Wheelchair-accessible garden for spinal injury patients wins top prize at Chelsea Flower Show
RHS Chelsea Flower Show has awarded Best in Show to Harris Bugg Studio for Horatio’s Garden, a wheelchair accessible garden for patients recovering from spinal injury.
Horatio’s Garden is the first fully accessible garden to win ‘Best in Show’ with wheelchair access being fundamental to the whole design process and is the second time the design duo has won the coveted award for a garden at the world famous flower show.
The winning display has a non-slip surface on one level, made out of recycled building site waste. There is also a shelter with a hospital bed for a spinal patient to rest.
On receiving Best in Show, Charlotte Harris and Hugo Bugg said: “It’s unbelievable and still sinking in. It’s a really special garden for us because of the nature of the charity.
“Horatio’s is a charity about gardens and how they help on journeys of healing and so it feels absolutely right that it should win Best in Show.
“We are delighted for the charity, and we hope it helps to raise the profile of the incredible work they do and are delighted it will live on to form the heart of Horatio’s Garden Sheffield after the show.”
On selecting this year’s winner, RHS Chair of Show Garden Judges Marie-Louise Agius said: “The standard of the Show Gardens this year was extremely high.

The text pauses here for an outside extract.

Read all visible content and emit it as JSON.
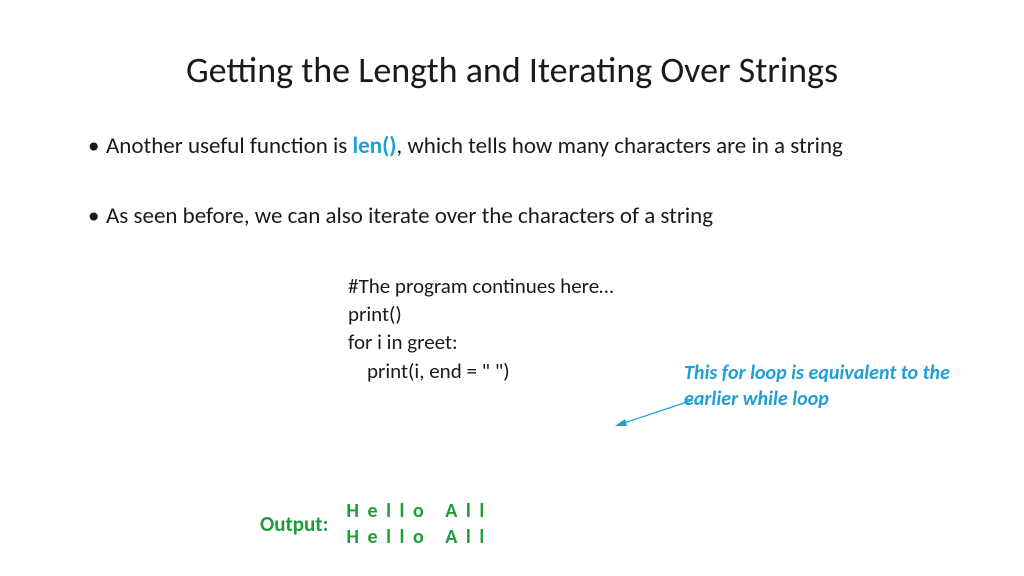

“What particularly stood out about The Horatio’s Garden was how the design had been driven by the end user, to be experienced by spinal injury patients from a bed or wheelchair.
“The garden is uplifting, beautiful, and considered and for someone who has had a life altering spinal injury it will provide them with a wonderful sanctuary. The brief and the garden was delivered at an exceptional level.”
The garden will be relocated for the enjoyment of patients at the Princess Royal Spinal Injuries Centre in Sheffield at the end of the annual gardening showcase. The Horatio’s Garden charity has garden projects at several other NHS spinal injury centres across the UK.
Olivia Chapple founded the Horatio’s Garden charity to create beautiful gardens at spinal injury centres around Britain in memory of her son.
Eton schoolboy Horatio, 17, was killed by a polar bear during a school trip to the Arctic in 2011 – and he was a volunteer at a spinal injuries unit in his home town of Salisbury.
Dr Chapple hopes that every spinal injuries centre in the UK will eventually have their own Horatio’s Garden, to help patients with spinal injuries recover surrounded by nature.